Je me dirigeai vers la porte, suivi de Mary.
« Un instant, dit le Patron. Je te le demande comme une faveur personnelle…»
Je m’arrêtai.
« Colonel, dit-il à Gibsy, voulez-vous m’accompagner un instant dehors ? J’aimerais vous dire un mot en particulier. »
Le colonel Gibsy me lança un regard de président de conseil de guerre, mais il sortit. Nous attendîmes tous patiemment. Les plus jeunes des assistants gardaient un visage indéchiffrable ; le lieutenant-colonel semblait troublé, et la petite W.A.C. à deux doigts d’éclater. Seul, Steelton paraissait détaché de tout ce qui se passait autour de lui. Il prit ses papiers dans le panier de courrier marqué « Arrivée » et se mit paisiblement au travail.
Dix minutes plus tard un sergent entra. « Docteur Steelton, annonça-t-il, le colonel vous fait dire que vous pouvez y aller.
— Très bien, sergent. »
Il me regarda. « Passons dans la salle d’opération, me dit-il.
— Pas si vite, protestai-je. Qui sont ces gens ? Lui, par exemple ? »

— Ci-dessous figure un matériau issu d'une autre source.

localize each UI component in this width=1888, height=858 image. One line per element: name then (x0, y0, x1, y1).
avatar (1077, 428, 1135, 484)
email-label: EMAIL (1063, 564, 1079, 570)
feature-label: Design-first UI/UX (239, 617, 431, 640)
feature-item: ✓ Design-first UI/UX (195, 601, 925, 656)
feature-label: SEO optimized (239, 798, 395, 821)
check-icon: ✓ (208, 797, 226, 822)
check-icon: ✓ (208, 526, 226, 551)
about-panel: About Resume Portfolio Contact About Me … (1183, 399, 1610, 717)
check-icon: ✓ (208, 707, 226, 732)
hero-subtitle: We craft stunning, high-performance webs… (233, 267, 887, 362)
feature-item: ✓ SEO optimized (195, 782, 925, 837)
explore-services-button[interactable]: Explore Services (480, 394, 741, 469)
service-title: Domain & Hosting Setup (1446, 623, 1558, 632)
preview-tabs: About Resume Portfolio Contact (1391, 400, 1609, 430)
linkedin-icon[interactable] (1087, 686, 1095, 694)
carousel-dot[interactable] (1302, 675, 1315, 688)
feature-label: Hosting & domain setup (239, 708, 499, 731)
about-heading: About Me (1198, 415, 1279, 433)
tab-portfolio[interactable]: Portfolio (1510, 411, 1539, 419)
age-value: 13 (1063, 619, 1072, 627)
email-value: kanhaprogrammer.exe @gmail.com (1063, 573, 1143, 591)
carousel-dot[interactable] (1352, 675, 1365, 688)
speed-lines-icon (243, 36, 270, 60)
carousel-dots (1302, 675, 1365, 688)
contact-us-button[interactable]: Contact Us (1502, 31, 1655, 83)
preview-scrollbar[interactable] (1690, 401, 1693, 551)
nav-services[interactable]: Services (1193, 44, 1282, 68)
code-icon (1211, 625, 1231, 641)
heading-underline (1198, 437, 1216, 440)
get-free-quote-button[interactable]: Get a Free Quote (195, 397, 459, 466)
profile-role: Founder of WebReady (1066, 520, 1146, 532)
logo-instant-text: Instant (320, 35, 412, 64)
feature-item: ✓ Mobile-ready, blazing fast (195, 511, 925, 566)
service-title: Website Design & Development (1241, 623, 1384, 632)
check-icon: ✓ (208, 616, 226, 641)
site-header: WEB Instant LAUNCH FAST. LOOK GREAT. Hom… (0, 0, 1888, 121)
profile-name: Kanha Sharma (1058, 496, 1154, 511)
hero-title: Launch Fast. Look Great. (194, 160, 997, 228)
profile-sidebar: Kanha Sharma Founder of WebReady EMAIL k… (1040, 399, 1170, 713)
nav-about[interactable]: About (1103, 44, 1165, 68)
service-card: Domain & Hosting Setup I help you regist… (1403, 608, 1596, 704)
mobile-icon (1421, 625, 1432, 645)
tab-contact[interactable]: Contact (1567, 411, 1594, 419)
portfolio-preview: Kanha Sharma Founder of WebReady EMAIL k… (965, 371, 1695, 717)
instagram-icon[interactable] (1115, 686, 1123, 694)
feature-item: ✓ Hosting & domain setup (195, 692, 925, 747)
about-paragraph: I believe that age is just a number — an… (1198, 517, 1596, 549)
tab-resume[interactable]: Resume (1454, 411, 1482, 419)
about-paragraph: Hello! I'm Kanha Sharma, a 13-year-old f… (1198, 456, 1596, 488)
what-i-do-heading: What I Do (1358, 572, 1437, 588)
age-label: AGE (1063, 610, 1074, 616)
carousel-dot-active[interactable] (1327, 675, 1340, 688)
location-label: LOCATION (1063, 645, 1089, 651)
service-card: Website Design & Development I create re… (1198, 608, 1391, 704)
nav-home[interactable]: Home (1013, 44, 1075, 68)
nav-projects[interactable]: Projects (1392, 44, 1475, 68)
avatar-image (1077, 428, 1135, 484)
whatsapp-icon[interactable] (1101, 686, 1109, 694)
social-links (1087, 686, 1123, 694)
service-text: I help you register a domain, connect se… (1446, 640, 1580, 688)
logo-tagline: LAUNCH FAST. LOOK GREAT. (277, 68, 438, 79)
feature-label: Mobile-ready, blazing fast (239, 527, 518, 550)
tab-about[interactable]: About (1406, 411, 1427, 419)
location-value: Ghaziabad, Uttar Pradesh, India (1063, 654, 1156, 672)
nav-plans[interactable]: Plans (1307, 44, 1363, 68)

Je montrai du doigt le lieutenant-colonel.
« Lui ? Mais c’est le docteur Hazelhurst ! Il a passé deux ans sur Vénus.
— O.K. Qu’il reste. »
Je surpris le regard de la petite W.A.C. qui riait plus que jamais.
« Et vous, petite, à quoi servez-vous ?
— Moi ? Oh ! je sers de… disons de chaperon…
— C’est un rôle dont je suis parfaitement capable. Voyons, docteur, que diriez-vous d’un petit triage ? Ne gardez que les gens dont vous avez vraiment besoin.